Vacation: Excitement and Relaxation Tempered by SadnessCody
By the time this post gets published, Casey and I will have been on vacation for several days. And I am sure that our first vacation together since our Honeymoon will be a new experience for us. We’ve each spent time away from our girls, but it’s pretty rare for us both to be away from the girls at the same time.
Our first time away from Addie was spent traveling from New York City towards Indianapolis in search of a decent law school. It was filled with stressful thoughts. Evaluating the places where we would likely consider home for the rest of our lives was a very difficult decision.

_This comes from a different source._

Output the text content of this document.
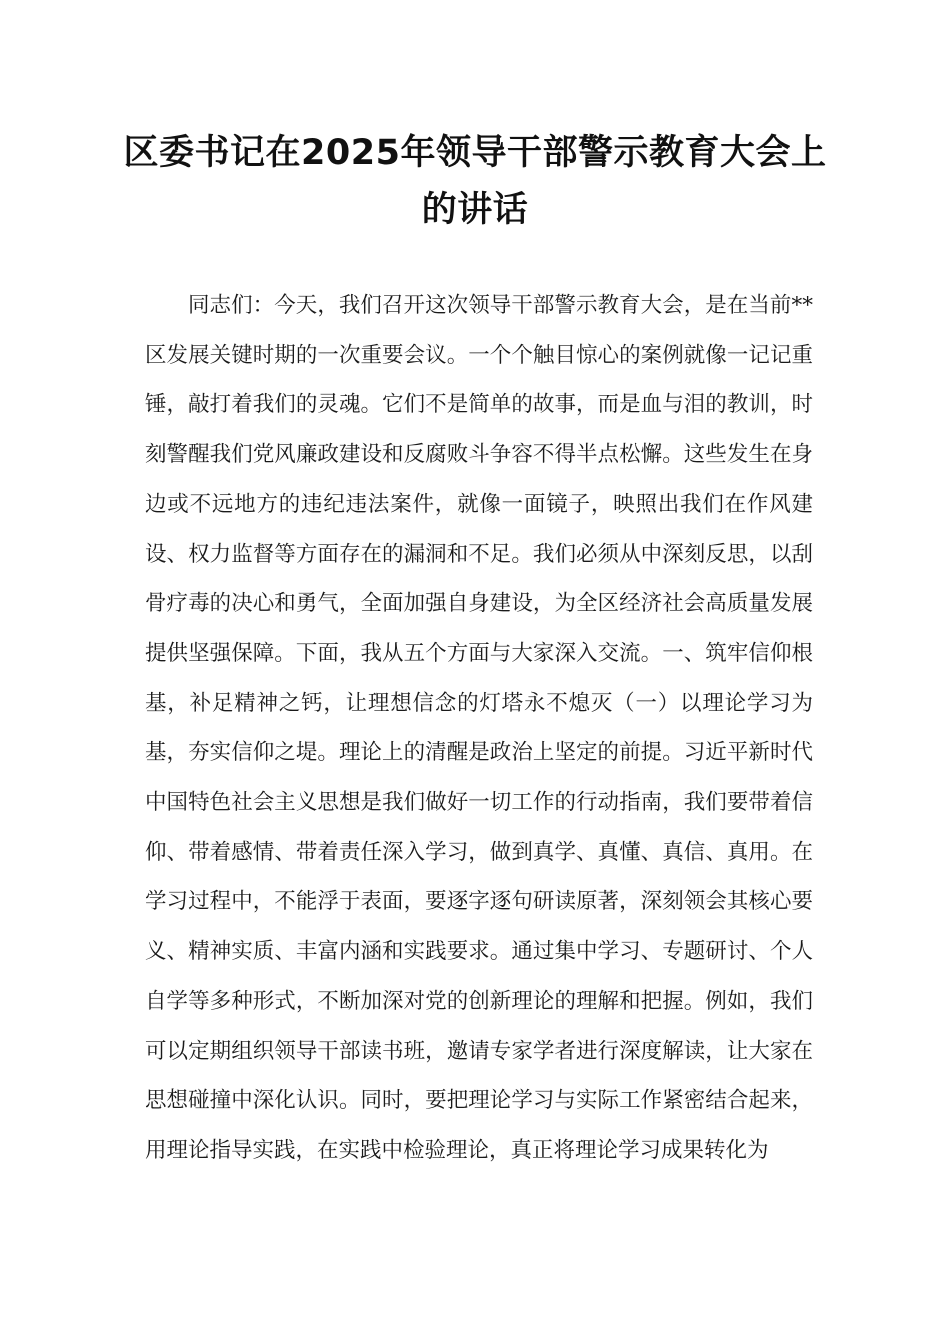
区委书记在2025年领导干部警示教育大会上的讲话

同志们：今天，我们召开这次领导干部警示教育大会，是在当前**区发展关键时期的一次重要会议。一个个触目惊心的案例就像一记记重锤，敲打着我们的灵魂。它们不是简单的故事，而是血与泪的教训，时刻警醒我们党风廉政建设和反腐败斗争容不得半点松懈。这些发生在身边或不远地方的违纪违法案件，就像一面镜子，映照出我们在作风建设、权力监督等方面存在的漏洞和不足。我们必须从中深刻反思，以刮骨疗毒的决心和勇气，全面加强自身建设，为全区经济社会高质量发展提供坚强保障。下面，我从五个方面与大家深入交流。一、筑牢信仰根基，补足精神之钙，让理想信念的灯塔永不熄灭（一）以理论学习为基，夯实信仰之堤。理论上的清醒是政治上坚定的前提。习近平新时代中国特色社会主义思想是我们做好一切工作的行动指南，我们要带着信仰、带着感情、带着责任深入学习，做到真学、真懂、真信、真用。在学习过程中，不能浮于表面，要逐字逐句研读原著，深刻领会其核心要义、精神实质、丰富内涵和实践要求。通过集中学习、专题研讨、个人自学等多种形式，不断加深对党的创新理论的理解和把握。例如，我们可以定期组织领导干部读书班，邀请专家学者进行深度解读，让大家在思想碰撞中深化认识。同时，要把理论学习与实际工作紧密结合起来，用理论指导实践，在实践中检验理论，真正将理论学习成果转化为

But we had left Addie back in Utah with three of the most capable girls possible. Addie and those girls are still friends today and they all consider each other to be sisters of a sort.
Other than that, Casey and I have never been away from our children at the same time. Casey and Addie have spent months and months away from me as I studied for law school. Sure I missed Addie, but I had the ability to bury that feeling deep in my soul and concentrate on law school, and I always knew that Addie was okay when she was with her mother.
Casey has spent weekends here and there away from Addie and Vivi, but I’ve always been there to be the single parent. Other than the occasional missed bath, Casey hasn’t had to worry too much about the girls while she’s gone. Casey has also always been able to Skype with Addie and Vivi on the computer and to talk with them on the phone.
While we’re on our cruise, we won’t have any contact with our girls. We’ll be completely isolated from all the usual tasks parents do day-to-day. No internet connections. No telephones. Nothing. Just Casey and I wondering if our little girls are okay.
Thankfully my mom, who Addie calls grandma Tyse, viewed being the weeklong babysitter as an opportunity to spend more time with her granddaughters. It is comforting knowing that our girls will be able to stay in their own home, which should help with any parentsickness (if there is such a thing) that they may feel. Plus, I know my mom can raise kids—I’m still here, after all.
No matter how safe and cared for Addie and Vivi will be, I am positive that the enjoyment of our vacation will be dampened by the absence of our daughters.